La LGV Sud-Ouest Idées neuves en Nouvelle Aquitaine Innov'action et Agriculture

Société | Médecins du Monde publie son rapport annuel sur l’accès aux droits et aux soins

15/10/2020 | L’association humanitaire a publié son vingtième Observatoire de l’accès aux droits et aux soins ce jeudi 15 octobre.

L'en-tête du rapport de Médecins du Monde

L’association Médecins du monde est née en 1986 avec la volonté de stopper son activité rapidement. 34 ans plus tard, l’ONG est toujours présente avec ses 15 Centres d’Accueil de Soins et d’Orientation (Caso). En 2019, les CASO de Médecins ont reçu, au niveau national, plus de 23 000 personnes dans une situation de grande précarité et éloignées des parcours de soin. D’après les représentants de Médecins du Monde à Bordeaux, la situation tendrait à s’aggraver en 2020 du fait de la pandémie du Covid-19.

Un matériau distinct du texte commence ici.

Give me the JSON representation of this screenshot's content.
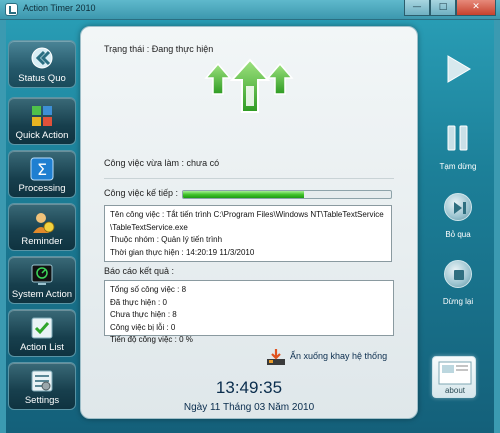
{
  "window": {
    "title": "Action Timer 2010",
    "minimize": "—",
    "maximize": "□",
    "close": "✕"
  },
  "sidebar": {
    "items": [
      {
        "label": "Status Quo",
        "icon": "status-quo-icon"
      },
      {
        "label": "Quick Action",
        "icon": "quick-action-icon"
      },
      {
        "label": "Processing",
        "icon": "processing-icon"
      },
      {
        "label": "Reminder",
        "icon": "reminder-icon"
      },
      {
        "label": "System Action",
        "icon": "system-action-icon"
      },
      {
        "label": "Action List",
        "icon": "action-list-icon"
      },
      {
        "label": "Settings",
        "icon": "settings-icon"
      }
    ]
  },
  "main": {
    "status_label": "Trạng thái : Đang thực hiện",
    "current_task_label": "Công việc vừa làm : chưa có",
    "next_task_label": "Công việc kế tiếp :",
    "progress_percent": 58,
    "next_task": {
      "line1": "Tên công việc : Tắt tiến trình C:\\Program Files\\Windows NT\\TableTextService",
      "line2": "\\TableTextService.exe",
      "line3": "Thuộc nhóm : Quản lý tiến trình",
      "line4": "Thời gian thực hiện : 14:20:19  11/3/2010"
    },
    "report_label": "Báo cáo kết quả :",
    "report": {
      "line1": "Tổng số công việc : 8",
      "line2": "Đã thực hiện : 0",
      "line3": "Chưa thực hiện : 8",
      "line4": "Công việc bị lỗi : 0",
      "line5": "Tiến độ công việc : 0  %"
    },
    "minimize_tray_label": "Ẩn xuống khay hệ thống",
    "clock": "13:49:35",
    "date": "Ngày 11 Tháng 03 Năm 2010"
  },
  "controls": {
    "pause_label": "Tạm dừng",
    "skip_label": "Bỏ qua",
    "stop_label": "Dừng lại",
    "thumbnail_caption": "about"
  },
  "colors": {
    "accent": "#1c7f98",
    "progress": "#41c32a",
    "arrows": "#3fae2a"
  }
}
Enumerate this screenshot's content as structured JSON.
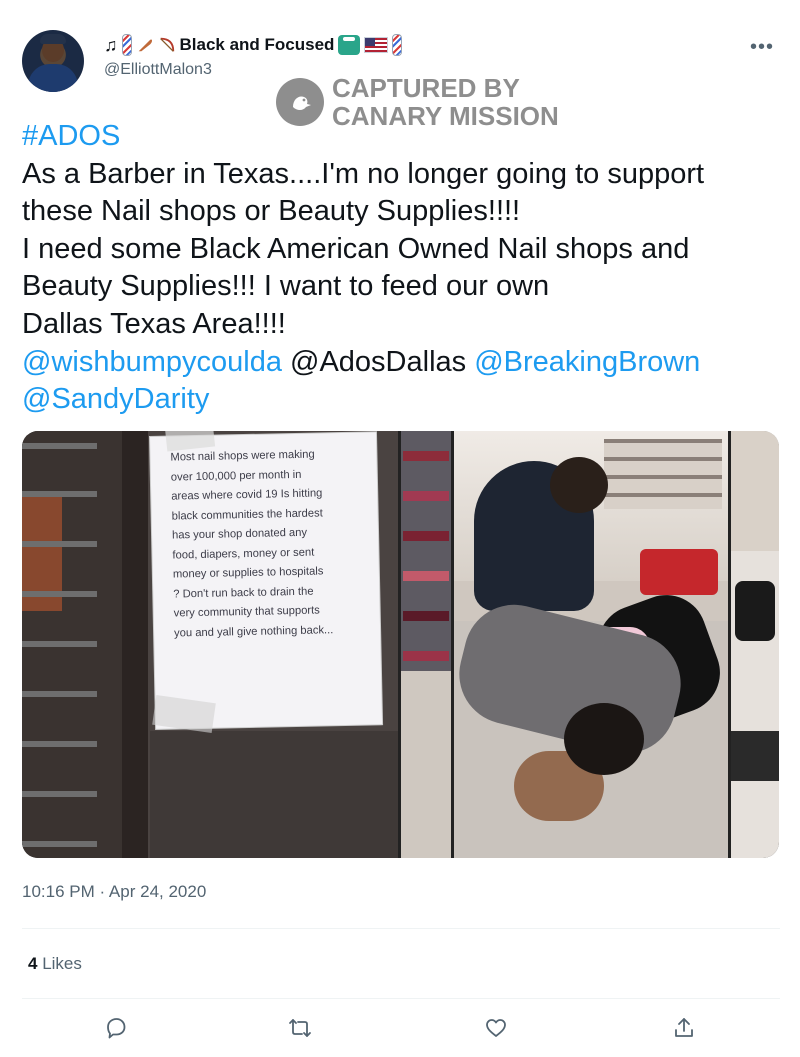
{
  "header": {
    "display_name": "Black and Focused",
    "handle": "@ElliottMalon3",
    "more_label": "•••"
  },
  "watermark": {
    "line1": "CAPTURED BY",
    "line2": "CANARY MISSION"
  },
  "tweet": {
    "lines": [
      "#ADOS",
      "As a Barber in Texas....I'm no longer going to support",
      "these Nail shops or Beauty Supplies!!!!",
      "I need some Black American Owned Nail shops and",
      "Beauty Supplies!!! I want to feed our own",
      "Dallas Texas Area!!!!"
    ],
    "mention1": "@wishbumpycoulda",
    "mention2": "@AdosDallas",
    "mention3": "@BreakingBrown",
    "mention4": "@SandyDarity"
  },
  "notice": {
    "lines": [
      "Most nail shops were making",
      "over 100,000 per month in",
      "areas where covid 19 Is hitting",
      "black communities the hardest",
      "has your shop donated any",
      "food, diapers, money or sent",
      "money or supplies to hospitals",
      "? Don't run back to drain the",
      "very community that supports",
      "you and yall give nothing back..."
    ]
  },
  "meta": {
    "timestamp": "10:16 PM · Apr 24, 2020",
    "likes_count": "4",
    "likes_label": "Likes"
  },
  "colors": {
    "link": "#1d9bf0",
    "secondary_text": "#536471",
    "watermark": "#8e8e8e"
  },
  "actions": [
    "reply-icon",
    "retweet-icon",
    "like-icon",
    "share-icon"
  ]
}
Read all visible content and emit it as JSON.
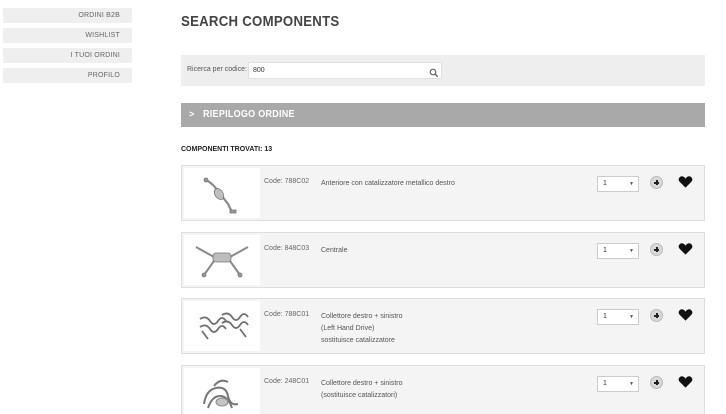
{
  "sidebar": {
    "items": [
      {
        "label": "ORDINI B2B"
      },
      {
        "label": "WISHLIST"
      },
      {
        "label": "I TUOI ORDINI"
      },
      {
        "label": "PROFILO"
      }
    ]
  },
  "page": {
    "title": "SEARCH COMPONENTS"
  },
  "search": {
    "label": "Ricerca per codice:",
    "value": "800",
    "icon": "search-icon"
  },
  "summary": {
    "label": "RIEPILOGO ORDINE",
    "icon": "chevron-right-icon"
  },
  "results": {
    "label": "COMPONENTI TROVATI: 13"
  },
  "products": [
    {
      "code": "Code: 788C02",
      "desc": [
        "Anteriore con catalizzatore metallico destro"
      ],
      "qty": "1",
      "image": "front-pipe-catalyst"
    },
    {
      "code": "Code: 848C03",
      "desc": [
        "Centrale"
      ],
      "qty": "1",
      "image": "central-x-pipe"
    },
    {
      "code": "Code: 788C01",
      "desc": [
        "Collettore destro + sinistro",
        "(Left Hand Drive)",
        "sostituisce catalizzatore"
      ],
      "qty": "1",
      "image": "headers-pair"
    },
    {
      "code": "Code: 248C01",
      "desc": [
        "Collettore destro + sinistro",
        "(sostituisce catalizzatori)"
      ],
      "qty": "1",
      "image": "manifold"
    }
  ],
  "colors": {
    "sidebar_bg": "#efefef",
    "summary_bar": "#a9a9a9",
    "card_bg": "#f4f4f4",
    "search_bg": "#eeeeee"
  }
}
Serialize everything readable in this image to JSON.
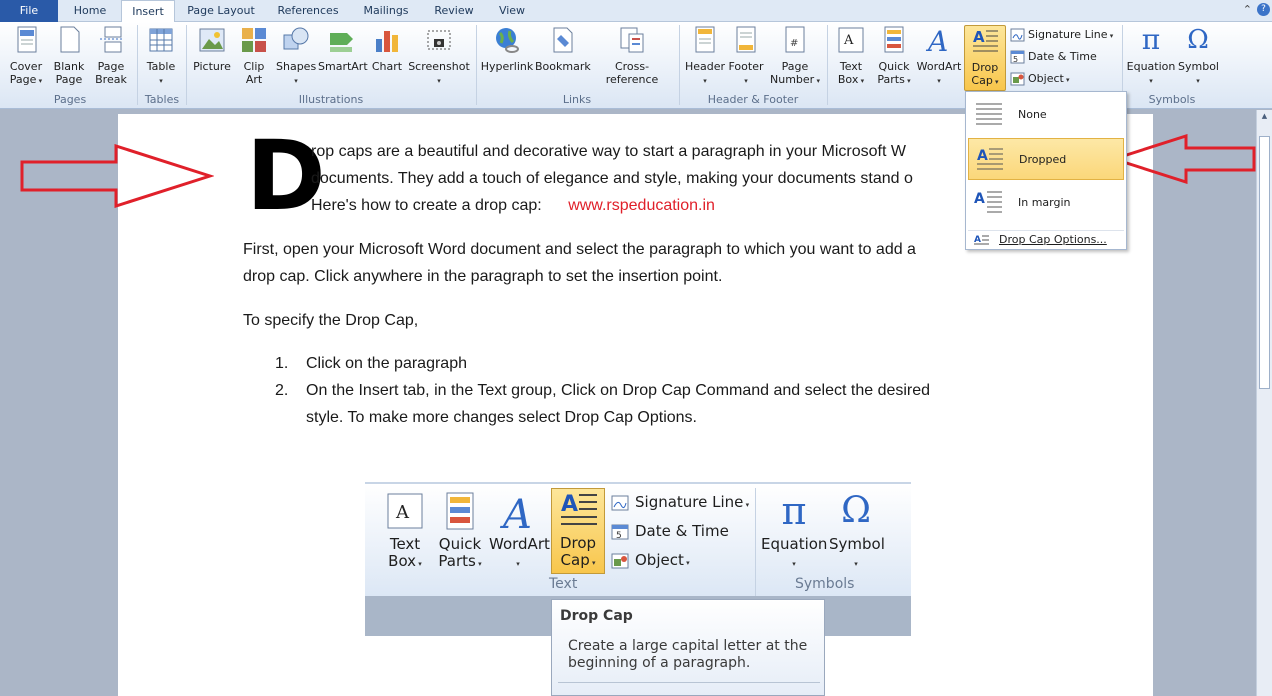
{
  "tabs": {
    "file": "File",
    "home": "Home",
    "insert": "Insert",
    "page_layout": "Page Layout",
    "references": "References",
    "mailings": "Mailings",
    "review": "Review",
    "view": "View"
  },
  "ribbon": {
    "pages": {
      "label": "Pages",
      "cover_page": "Cover Page",
      "blank_page": "Blank Page",
      "page_break": "Page Break"
    },
    "tables": {
      "label": "Tables",
      "table": "Table"
    },
    "illustrations": {
      "label": "Illustrations",
      "picture": "Picture",
      "clip_art": "Clip Art",
      "shapes": "Shapes",
      "smartart": "SmartArt",
      "chart": "Chart",
      "screenshot": "Screenshot"
    },
    "links": {
      "label": "Links",
      "hyperlink": "Hyperlink",
      "bookmark": "Bookmark",
      "cross_reference": "Cross-reference"
    },
    "header_footer": {
      "label": "Header & Footer",
      "header": "Header",
      "footer": "Footer",
      "page_number": "Page Number"
    },
    "text": {
      "text_box": "Text Box",
      "quick_parts": "Quick Parts",
      "wordart": "WordArt",
      "drop_cap": "Drop Cap",
      "signature_line": "Signature Line",
      "date_time": "Date & Time",
      "object": "Object"
    },
    "symbols": {
      "label": "Symbols",
      "equation": "Equation",
      "symbol": "Symbol"
    }
  },
  "dropdown": {
    "none": "None",
    "dropped": "Dropped",
    "in_margin": "In margin",
    "options": "Drop Cap Options..."
  },
  "document": {
    "drop_letter": "D",
    "intro_line1": "rop caps are a beautiful and decorative way to start a paragraph in your Microsoft W",
    "intro_line2": "documents. They add a touch of elegance and style, making your documents stand o",
    "intro_line3": "Here's how to create a drop cap:",
    "website": "www.rspeducation.in",
    "p2_line1": "First, open your Microsoft Word document and select the paragraph to which you want to add a",
    "p2_line2": "drop cap. Click anywhere in the paragraph to set the insertion point.",
    "p3": "To specify the Drop Cap,",
    "list": [
      {
        "num": "1.",
        "line1": "Click on the paragraph",
        "line2": ""
      },
      {
        "num": "2.",
        "line1": "On the Insert tab, in the Text group, Click on Drop Cap Command and select the desired",
        "line2": "style. To make more changes select Drop Cap Options."
      }
    ]
  },
  "embedded": {
    "text_box": "Text Box",
    "quick_parts": "Quick Parts",
    "wordart": "WordArt",
    "drop_cap": "Drop Cap",
    "signature_line": "Signature Line",
    "date_time": "Date & Time",
    "object": "Object",
    "text_label": "Text",
    "equation": "Equation",
    "symbol": "Symbol",
    "symbols_label": "Symbols",
    "tooltip_title": "Drop Cap",
    "tooltip_body_1": "Create a large capital letter at the",
    "tooltip_body_2": "beginning of a paragraph."
  },
  "colors": {
    "arrow": "#e0202a",
    "link": "#e0202a",
    "highlight": "#f8c64c",
    "file_tab": "#2a5aa8"
  }
}
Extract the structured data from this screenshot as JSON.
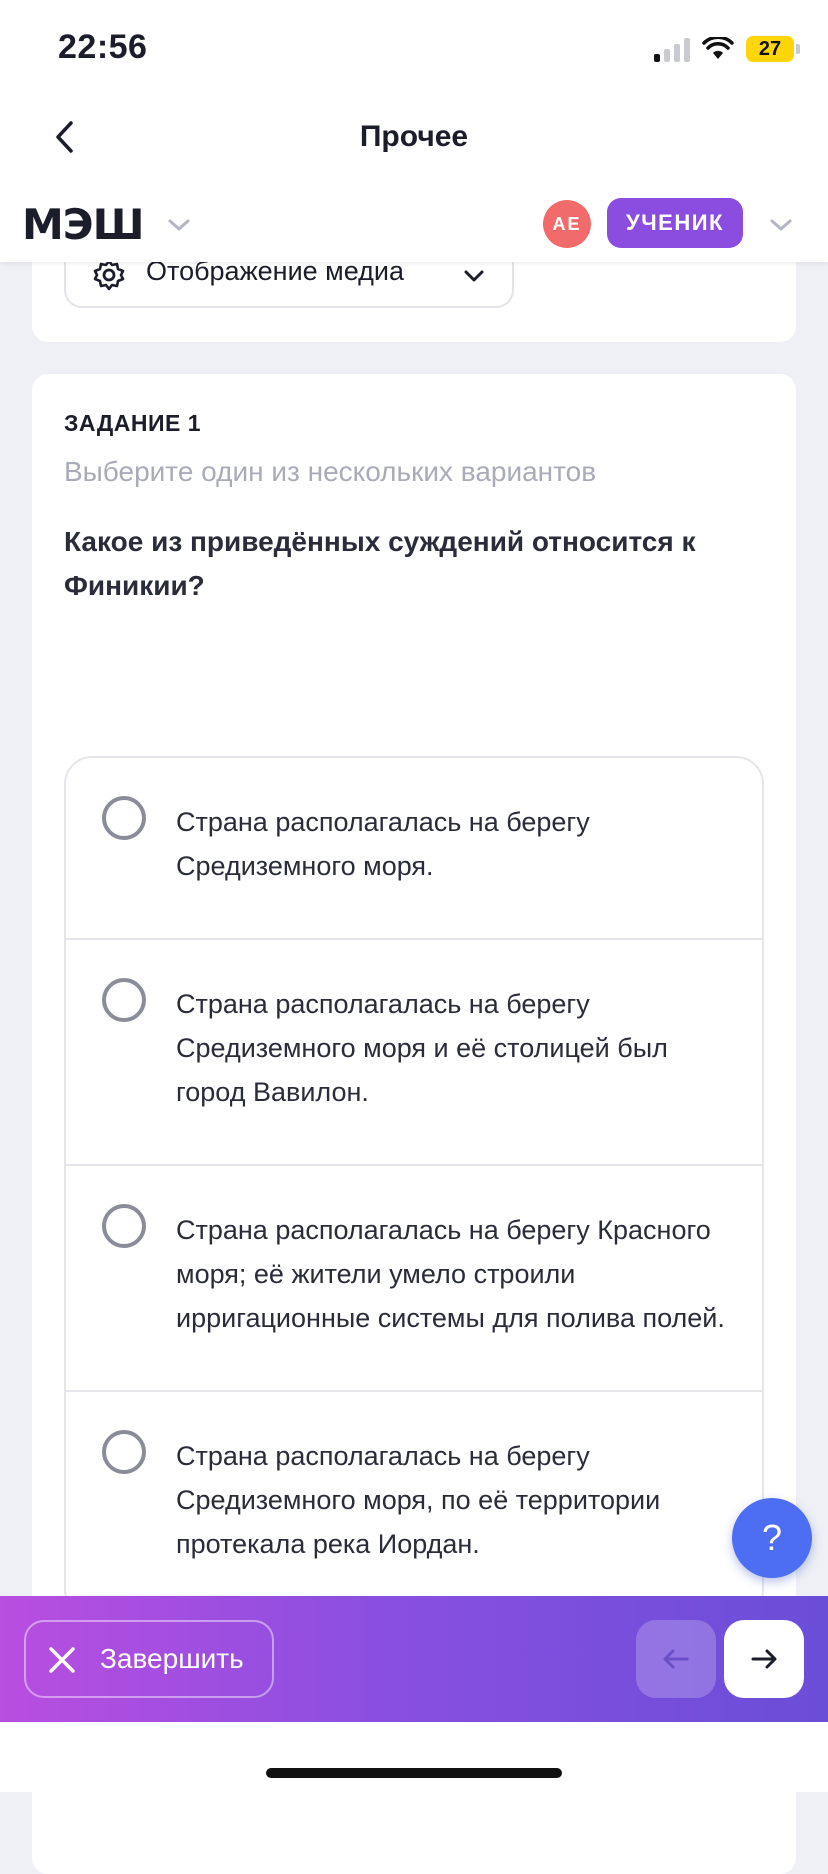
{
  "status_bar": {
    "time": "22:56",
    "battery": "27",
    "battery_color": "#ffd60a"
  },
  "nav": {
    "back_icon": "chevron-left-icon",
    "title": "Прочее"
  },
  "app_bar": {
    "logo": "МЭШ",
    "avatar_initials": "АЕ",
    "avatar_color": "#f26b6b",
    "role": "УЧЕНИК",
    "role_color": "#8b4de0"
  },
  "media": {
    "label": "Отображение медиа",
    "icon": "gear-icon"
  },
  "task": {
    "number": "ЗАДАНИЕ 1",
    "hint": "Выберите один из нескольких вариантов",
    "question": "Какое из приведённых суждений относится к Финикии?",
    "options": [
      {
        "text": "Страна располагалась на берегу Средиземного моря."
      },
      {
        "text": "Страна располагалась на берегу Средиземного моря и её столицей был город Вавилон."
      },
      {
        "text": "Страна располагалась на берегу Красного моря; её жители умело строили ирригационные системы для полива полей."
      },
      {
        "text": "Страна располагалась на берегу Средиземного моря, по её территории протекала река Иордан."
      }
    ]
  },
  "help": {
    "label": "?",
    "color": "#4d6ef2"
  },
  "actions": {
    "finish_label": "Завершить",
    "prev_icon": "arrow-left-icon",
    "next_icon": "arrow-right-icon"
  }
}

« On ne migre pas parce qu’on est malade, on est malade parce qu’on migre ». Bernard Broustet est délégué régional de Médecins du Monde à Bordeaux. Il décrit des conditions de voyage inhumaines pour les plus de 2400 personnes qui se sont rendues de le Centre d’Accueil, de Soins et d’Orientation bordelais sur l’année 2019. L’accueil offert par la France n’est pas plus reluisant, selon le représentant de l’ONG. En témoignent les difficultés d’accès aux soins et les récentes évacuations de squats et bidonvilles dans la métropole bordelaise : celui de la rue Lajaunie le 1er octobre, un autre à Mérignac en septembre – pour installer une école sur le site – ou encore celui de la rue Denis Papin à Bègles, « plus grand squat de la métropole » d’après la Préfecture, en février.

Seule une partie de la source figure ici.